Today's book is Wild in the Hollow, oh friends, you are going to LOVE this memoir...
"We're searching for home-a place of acceptance, a place of fulfillment, and a place of identity. At the basest level, we suspect that home is the place where we'll find our fit, where we'll finally be free."Wild in the Hollow is a must read. If you have a past of mistakes, Amber's words will open your eyes to see that broken can be made beautiful.
She has such a beautiful poetic style to her, similar to Ann Voskamp but easier to read, in my opinion.
I inhaled this book as soon as I started on page one. I may have gotten slightly (ok greatly) irritated every time I had to put it down.
I have a feeling Wild in the Hollow is going to touch a nerve with a large audience of people.
(And I was right, it's sitting on #1 on Amazon in the Biography section.)
I was first introduced to Amber's words through (in)courage, a website with many talented writers. But Amber's style really resonated with me and it wasn't long before I was subscribing to her blog. She has a particular way of catching details and describing them just how you are thinking them in your head.
I didn't know much of her back story until I read Wild in the Hollow, and maybe now that I think about it, there was more than one reason I was attracted to her words. Along with a certain deepness to her writing she openly writes her working-out between faith and life. I like people who acknowledge they don't have it all together and admit the struggle between faith, life, and church.
The details of our stories may not be the same but we spent a great amount of our lives looking for something...God, and didn't realize it.
In the name of freedom we reach our own demise...
Growing up I always believed in Jesus. Always attended church with my family on Sunday mornings. Read my Bible some, but wasn't sure how it could be applied to my life (don't ever give your child a KJV Bible if you expect them to read and understand a word in it!).
Searching for my own love and acceptance in the world I dated a boy who knew hate better than love.
I was a teenage girl who wanted to live out the words of those hokey country songs you hear on the radio about being young, wild, and free.
By the time I was 21, I was pregnant (out-of-wedlock) with my on-again-off-again second boyfriend.
Yup...wild and free wasn't all it was cracked up to be.
Scared and only knowing we wanted our daughter to have a family, we married...
Do you love me now, church? Do you accept me?
"I made a mistake when I came into church. I walked in newly transformed, with a diamond on my finger, and I asked them, "Will you love me now?" If I change the way I dress, calm down some, use your language, and learn to defend the faith well, if I accept the parades of the church and all the fancy fireworks, will you love me then?"
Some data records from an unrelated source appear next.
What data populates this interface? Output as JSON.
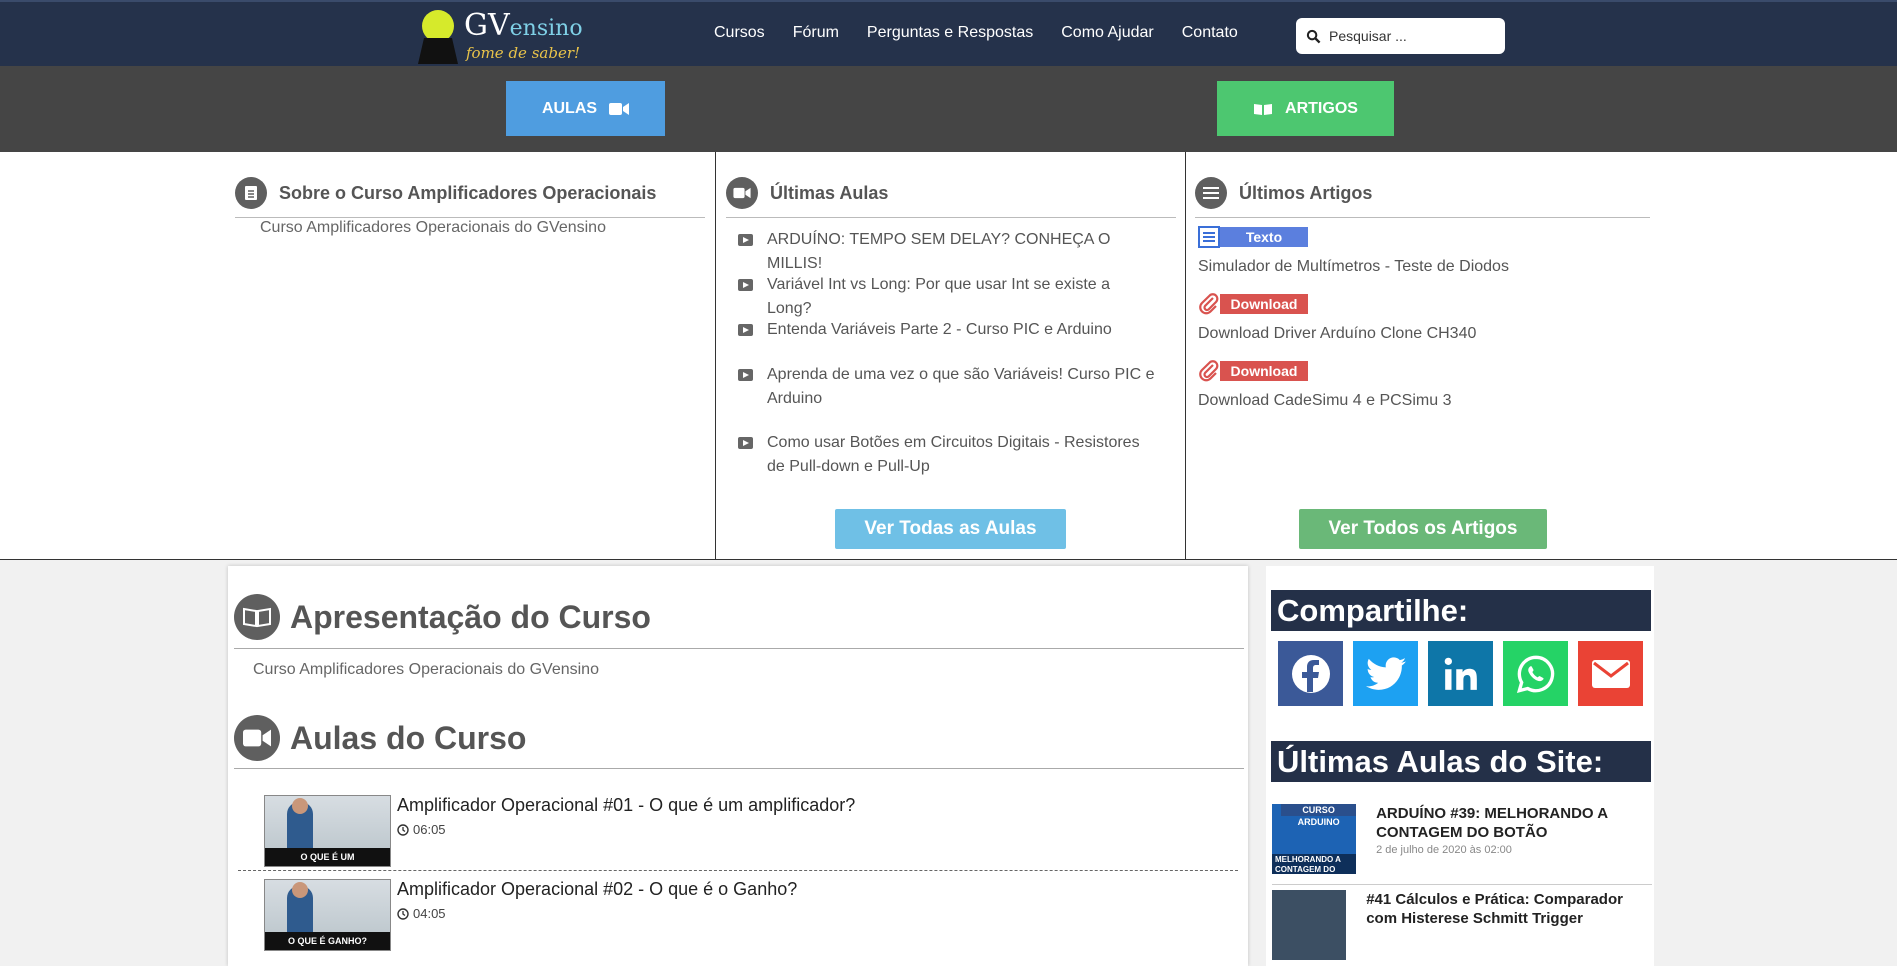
{
  "header": {
    "logo_main": "GV",
    "logo_rest": "ensino",
    "logo_tagline": "fome de saber!",
    "nav": [
      "Cursos",
      "Fórum",
      "Perguntas e Respostas",
      "Como Ajudar",
      "Contato"
    ],
    "search_placeholder": "Pesquisar ..."
  },
  "band": {
    "aulas_label": "AULAS",
    "artigos_label": "ARTIGOS"
  },
  "sobre": {
    "title": "Sobre o Curso Amplificadores Operacionais",
    "text": "Curso Amplificadores Operacionais do GVensino"
  },
  "ultimas_aulas": {
    "title": "Últimas Aulas",
    "items": [
      "ARDUÍNO: TEMPO SEM DELAY? CONHEÇA O MILLIS!",
      "Variável Int vs Long: Por que usar Int se existe a Long?",
      "Entenda Variáveis Parte 2 - Curso PIC e Arduino",
      "Aprenda de uma vez o que são Variáveis! Curso PIC e Arduino",
      "Como usar Botões em Circuitos Digitais - Resistores de Pull-down e Pull-Up"
    ],
    "button": "Ver Todas as Aulas"
  },
  "ultimos_artigos": {
    "title": "Últimos Artigos",
    "items": [
      {
        "tag": "Texto",
        "title": "Simulador de Multímetros - Teste de Diodos",
        "color": "#5b7fde"
      },
      {
        "tag": "Download",
        "title": "Download Driver Arduíno Clone CH340",
        "color": "#d9534f"
      },
      {
        "tag": "Download",
        "title": "Download CadeSimu 4 e PCSimu 3",
        "color": "#d9534f"
      }
    ],
    "button": "Ver Todos os Artigos"
  },
  "main": {
    "apresentacao_title": "Apresentação do Curso",
    "apresentacao_text": "Curso Amplificadores Operacionais do GVensino",
    "aulas_title": "Aulas do Curso",
    "lessons": [
      {
        "title": "Amplificador Operacional #01 - O que é um amplificador?",
        "duration": "06:05",
        "thumb_caption": "O QUE É UM AMPLIFICADOR?"
      },
      {
        "title": "Amplificador Operacional #02 - O que é o Ganho?",
        "duration": "04:05",
        "thumb_caption": "O QUE É GANHO?"
      }
    ]
  },
  "sidebar": {
    "share_title": "Compartilhe:",
    "share": [
      {
        "name": "facebook-icon",
        "color": "#3b5998"
      },
      {
        "name": "twitter-icon",
        "color": "#1da1f2"
      },
      {
        "name": "linkedin-icon",
        "color": "#0077b5"
      },
      {
        "name": "whatsapp-icon",
        "color": "#25d366"
      },
      {
        "name": "email-icon",
        "color": "#ea4335"
      }
    ],
    "latest_title": "Últimas Aulas do Site:",
    "latest": [
      {
        "title": "ARDUÍNO #39: MELHORANDO A CONTAGEM DO BOTÃO",
        "date": "2 de julho de 2020 às 02:00",
        "thumb_top": "CURSO ARDUINO",
        "thumb_caption": "MELHORANDO A CONTAGEM DO BOTÃO"
      },
      {
        "title": "#41 Cálculos e Prática: Comparador com Histerese Schmitt Trigger",
        "date": "",
        "thumb_top": "",
        "thumb_caption": ""
      }
    ]
  }
}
"...The church was so tidy and clean, so aware of how it looked, that I kept my focus on what to wear and how to sound when I sang...The way I understood it, no one suffered in this church, except maybe from physical sickness. No one talked about brokenness or the poor unless it was to mention how someone else wasn't doing well: so sad."What has hurt me the most in my spiritual walk are churches where brokenness was looked upon as spiritual weakness.
We are all broken and have pasts, though the details differ we all fall short.
Amber's words challenged me to be more settled into who I am and to be proud of where I've been and who I've become.
I may stumble my way to Heaven's gate, messing up and getting it all wrong along the way but I'll get there.
Our put-togetherness may impress people, but our brokenness will connect with them.
Amber's story reminds us in our deepest darkest pains there is redemption and hope because of our God.
Linking with: Coffee for your Heart and #TellHisStory
I received a copy of Amber's book in exchange for my honest review.
Guess what?! You can win a copy of Amber's book! Leave me a comment and I'll use random. org to choose a winner. Winner announced on Monday 8/17.
Amber Haines is a woman haunted by God. Like Eve in the Garden, she craved the fruit that she thought would lead her to freedom. But the whispers of temptation led her instead down a devastating path toward isolation, dissatisfaction, and life-altering choices. In her most broken moment, Amber met God waiting for her in the fallout, freely offering her grace and life.
This is a story of the God who makes himself known in broken places. In prose that is at once lyrical and utterly honest, a brave new voice takes readers on a windswept journey down the path of brokenness to healing, satisfaction, and true intimacy with God. Amber calls readers to dispense with the pretty bows we use to dress up our stories and instead trust God to take our untidy, unfinished lives and make them free, authentic, and whole. Anyone who struggles with doubt or holds secrets, anyone who feels marginalized or like she is missing something, will find in Amber a sister and an inviting voice back home, into the heart of God.